A Resilient National Social Contract is a dynamic national agreement between state and society, including different groups in society, on how to live together, and notably, around how power is distributed and exercised. It allows for the peaceful mediation of different demands and conflicting interests, and different expectations and understandings of rights and responsibilities (including with nested or overlapping social contracts), over time, and in response to contextual factors (including shocks and stressors), through varied mechanisms, institutions and processes.

Study Questions

  • What drives a resilient national social contract?  
  • How does it evolve / adapt over time, in ways that facilitate and/or undermine achieving and sustaining peace? (top-down, bottom-up; path dependencies; sequencing; driver interactions)
  • How do we know one when we see one?
  • What are the implications for policy and scholarship, including around the ways in which international actors can support nationally-owned processes of sustaining peace?

Study Propositions

  • A resilient national social contract lies at the heart of achieving and sustaining peace.
  • Our three drivers

To investigate our key questions and overarching proposition, our case study research examined and has now validated the importance of three “drivers” of a resilient social contract – around: core conflict and fragility issues being progressively addressed; the role of institutions in fostering inclusive results, and; broadening and deepening social cohesion – alongside cross-cutting themes around inclusion/exclusion, the role of international actors, and resilience capacities for peace. We think these broadly encompass core values and mechanisms of the social contract, spanning time and geographical space, yet with attention to the dynamism and adaptability that countries in transition from conflict and fragility demand.

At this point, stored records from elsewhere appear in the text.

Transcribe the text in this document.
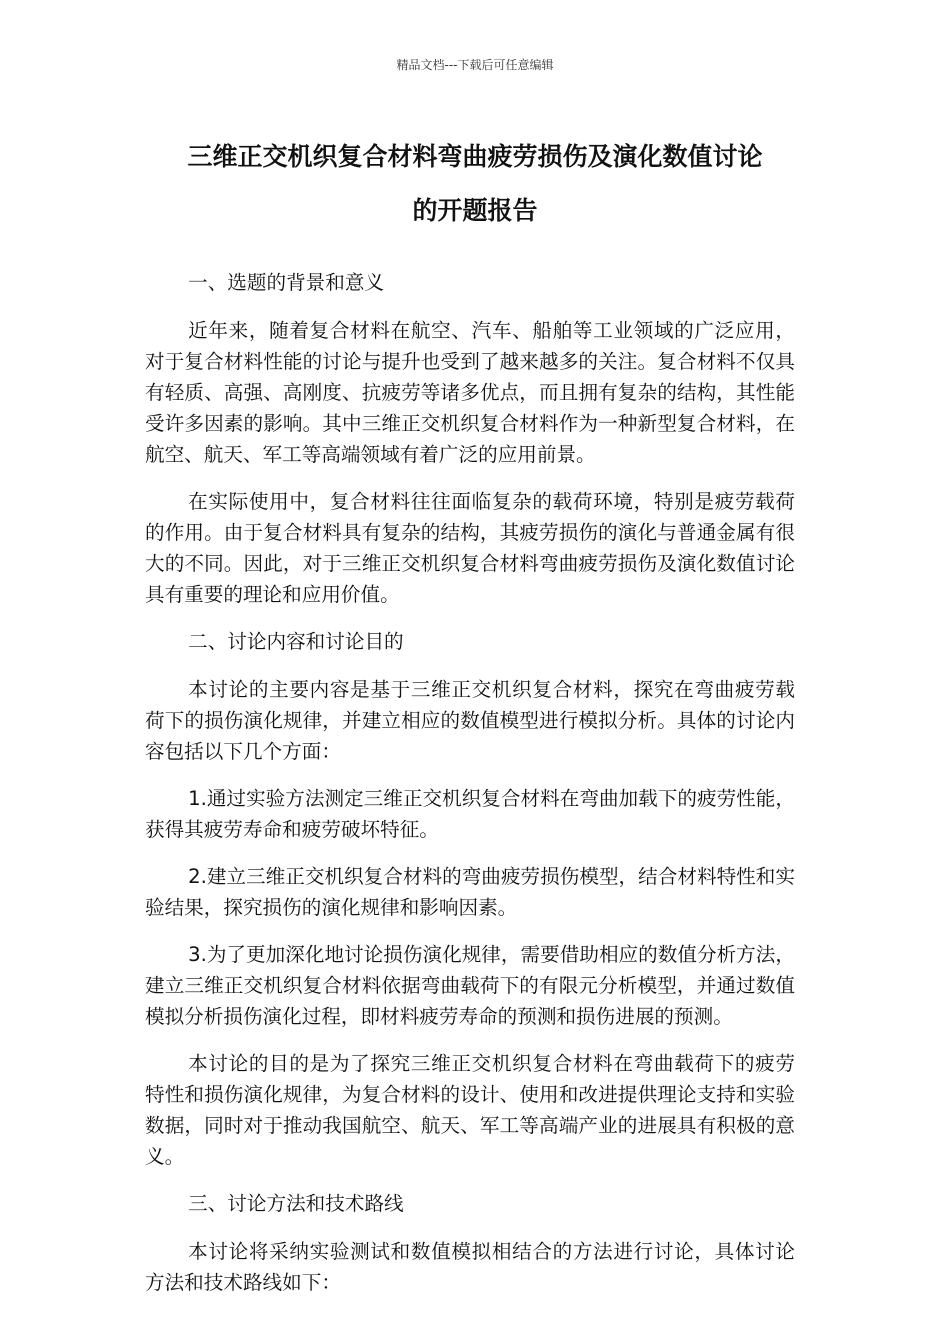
精品文档---下载后可任意编辑
三维正交机织复合材料弯曲疲劳损伤及演化数值讨论
的开题报告

一、选题的背景和意义

近年来，随着复合材料在航空、汽车、船舶等工业领域的广泛应用，对于复合材料性能的讨论与提升也受到了越来越多的关注。复合材料不仅具有轻质、高强、高刚度、抗疲劳等诸多优点，而且拥有复杂的结构，其性能受许多因素的影响。其中三维正交机织复合材料作为一种新型复合材料，在航空、航天、军工等高端领域有着广泛的应用前景。

在实际使用中，复合材料往往面临复杂的载荷环境，特别是疲劳载荷的作用。由于复合材料具有复杂的结构，其疲劳损伤的演化与普通金属有很大的不同。因此，对于三维正交机织复合材料弯曲疲劳损伤及演化数值讨论具有重要的理论和应用价值。

二、讨论内容和讨论目的

本讨论的主要内容是基于三维正交机织复合材料，探究在弯曲疲劳载荷下的损伤演化规律，并建立相应的数值模型进行模拟分析。具体的讨论内容包括以下几个方面：

1.通过实验方法测定三维正交机织复合材料在弯曲加载下的疲劳性能，获得其疲劳寿命和疲劳破坏特征。

2.建立三维正交机织复合材料的弯曲疲劳损伤模型，结合材料特性和实验结果，探究损伤的演化规律和影响因素。

3.为了更加深化地讨论损伤演化规律，需要借助相应的数值分析方法，建立三维正交机织复合材料依据弯曲载荷下的有限元分析模型，并通过数值模拟分析损伤演化过程，即材料疲劳寿命的预测和损伤进展的预测。

本讨论的目的是为了探究三维正交机织复合材料在弯曲载荷下的疲劳特性和损伤演化规律，为复合材料的设计、使用和改进提供理论支持和实验数据，同时对于推动我国航空、航天、军工等高端产业的进展具有积极的意义。

三、讨论方法和技术路线

本讨论将采纳实验测试和数值模拟相结合的方法进行讨论，具体讨论方法和技术路线如下：
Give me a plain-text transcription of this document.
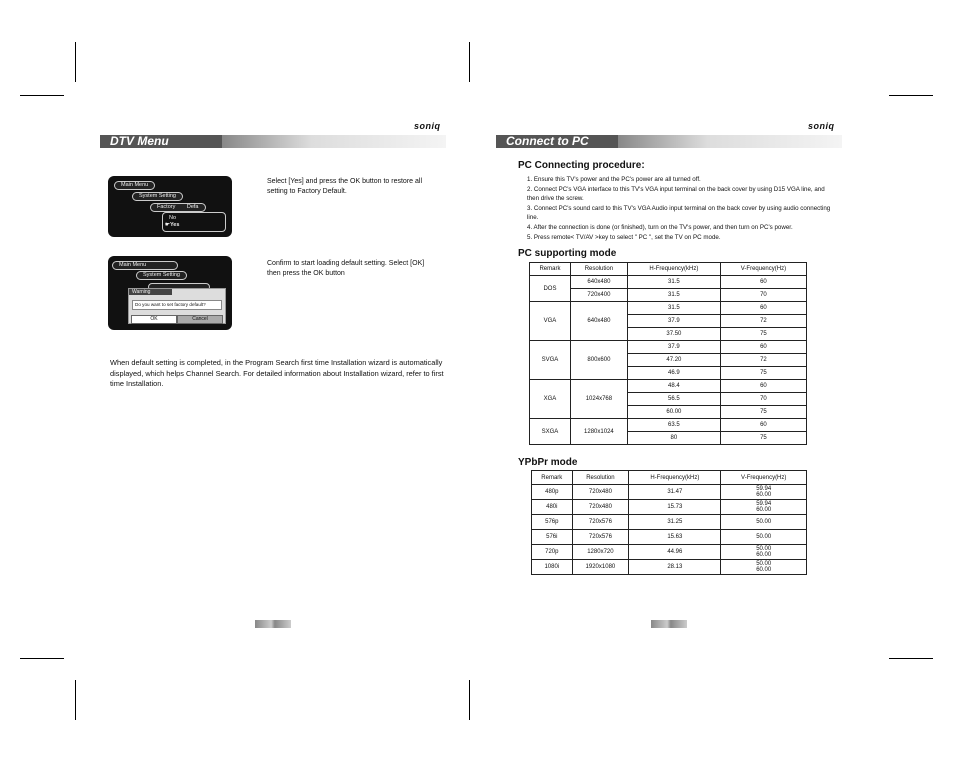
soniq
DTV Menu
Main Menu
System Setting
Factory Defa
No
☛Yes
Select [Yes] and press the OK button to restore all setting to Factory Default.
Main Menu
System Setting
Warning
Do you want to set factory default?
OK	Cancel
Confirm to start loading default setting. Select [OK] then press the OK button
When default setting is completed, in the Program Search first time Installation wizard is automatically displayed, which helps Channel Search. For detailed information about Installation wizard, refer to first time Installation.
soniq
Connect to PC
PC Connecting procedure:
1. Ensure this TV's power and the PC's power are all turned off.
2. Connect PC's VGA interface to this TV's VGA input terminal on the back cover by using D15 VGA line, and then drive the screw.
3. Connect PC's sound card to this TV's VGA Audio input terminal on the back cover by using audio connecting line.
4. After the connection is done (or finished), turn on the TV's power, and then turn on PC's power.
5. Press remote< TV/AV >key to select " PC ", set the TV on PC mode.
PC supporting mode
Remark	Resolution	H-Frequency(kHz)	V-Frequency(Hz)
DOS	640x480	31.5	60
	720x400	31.5	70
VGA	640x480	31.5	60
		37.9	72
		37.50	75
SVGA	800x600	37.9	60
		47.20	72
		46.9	75
XGA	1024x768	48.4	60
		56.5	70
		60.00	75
SXGA	1280x1024	63.5	60
		80	75
YPbPr mode
Remark	Resolution	H-Frequency(kHz)	V-Frequency(Hz)
480p	720x480	31.47	59.94
60.00
480i	720x480	15.73	59.94
60.00
576p	720x576	31.25	50.00
576i	720x576	15.63	50.00
720p	1280x720	44.96	50.00
60.00
1080i	1920x1080	28.13	50.00
60.00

Phase I of our project research on eleven case studies engaged both exploratory and explanatory research methods, through interviews, focus groups, and other ethnographic methods, led by national authors with oversight from the project’s Research Director. Differential concerns and interests of social groups, notably women and youth, and ethnic and religious, groups were considered. While the emphasis of case study research is qualitative and context-rich, survey data was used to buttress research findings throughout. Findings were validated in numerous ways – notably, through a series of scholar-policy “dialogues” and validation workshops.